Question

In $Cl{O_2}$, unpaired electron reside in:
A.$s{p^2}$ hybridised orbital
B. $s{p^3}$ hybridised orbital
C. p orbital
D. d orbital

Answer 1

To solve this kind of problem, we need to find out the hybridisation of the molecule. Then the hybridised orbital corresponding to the hybridisation will be the orbital in which the unpaired electron resides.

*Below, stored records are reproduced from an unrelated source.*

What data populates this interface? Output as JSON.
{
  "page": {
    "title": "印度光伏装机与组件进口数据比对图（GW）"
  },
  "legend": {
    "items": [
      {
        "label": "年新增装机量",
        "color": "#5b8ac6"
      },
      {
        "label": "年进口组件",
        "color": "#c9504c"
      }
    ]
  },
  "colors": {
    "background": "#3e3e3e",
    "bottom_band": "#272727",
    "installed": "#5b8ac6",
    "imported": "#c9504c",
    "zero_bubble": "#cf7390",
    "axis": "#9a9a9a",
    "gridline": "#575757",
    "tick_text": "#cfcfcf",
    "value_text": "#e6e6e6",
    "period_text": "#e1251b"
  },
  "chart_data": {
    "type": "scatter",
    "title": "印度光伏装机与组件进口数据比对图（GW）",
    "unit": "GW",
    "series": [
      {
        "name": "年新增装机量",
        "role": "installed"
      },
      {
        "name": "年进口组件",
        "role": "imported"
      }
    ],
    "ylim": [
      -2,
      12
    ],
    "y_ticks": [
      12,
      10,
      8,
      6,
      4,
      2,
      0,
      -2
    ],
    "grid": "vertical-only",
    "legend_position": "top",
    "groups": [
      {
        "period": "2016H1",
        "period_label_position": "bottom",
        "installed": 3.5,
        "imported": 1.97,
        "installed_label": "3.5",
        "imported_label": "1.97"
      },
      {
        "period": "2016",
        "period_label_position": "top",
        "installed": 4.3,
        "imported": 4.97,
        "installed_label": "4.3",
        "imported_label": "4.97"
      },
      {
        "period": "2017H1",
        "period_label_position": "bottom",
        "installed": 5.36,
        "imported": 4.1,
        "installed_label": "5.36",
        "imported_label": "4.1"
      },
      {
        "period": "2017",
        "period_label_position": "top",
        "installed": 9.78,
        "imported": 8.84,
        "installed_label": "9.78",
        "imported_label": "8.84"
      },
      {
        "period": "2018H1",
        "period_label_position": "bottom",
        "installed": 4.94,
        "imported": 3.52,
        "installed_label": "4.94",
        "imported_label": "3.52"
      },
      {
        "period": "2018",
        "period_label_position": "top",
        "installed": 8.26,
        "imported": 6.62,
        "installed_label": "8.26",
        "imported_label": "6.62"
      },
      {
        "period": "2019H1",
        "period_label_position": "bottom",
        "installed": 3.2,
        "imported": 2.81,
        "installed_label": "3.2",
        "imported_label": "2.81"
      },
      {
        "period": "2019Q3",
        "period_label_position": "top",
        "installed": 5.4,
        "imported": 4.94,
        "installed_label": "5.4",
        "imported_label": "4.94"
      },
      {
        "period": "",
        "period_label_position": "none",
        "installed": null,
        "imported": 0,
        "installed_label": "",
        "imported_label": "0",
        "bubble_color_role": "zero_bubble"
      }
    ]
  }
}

Complete step by step answer:
We know that the electronic configuration of chlorine is $1{s^2}2{s^2}2{p^6}3{s^2}3{p^5}$. The outermost shell contains seven electrons which participates in hybridisation. Out of the seven electrons in the valence shell, two pairs of electrons are bonded with two oxygen atoms to form double bonds and one pair of electrons exist as lone pairs. The remaining one unpaired electron will exist as separately. So, the steric number of this molecule is four since two bonded pairs, one lone pair and one odd electron. Therefore, the hybridisation of the molecule will be $s{p^3}$. So, the unpaired electron will reside in one of the $s{p^3}$ hybridised orbits. Also, the geometry of the molecule will be tetrahedral.

Additional Information:
The chlorine dioxide has many uses like bleaching, disinfection of drinking water. This molecule will be used to treat the drinking water in order to destroy the taste and odour due to phenolic compounds.

Note: $Cl{O_2}$ is very rarely exist and highly unstable. Therefore, it is a very reactive molecule. Normally, the molecule exists as $Cl{O_2}^ -$ with two unpaired electrons. The bond angle of $Cl{O_2}$ will be greater than the bond angle of $Cl{O_2}^ -$ since the repulsion will be greater in the case of $Cl{O_2}^ -$.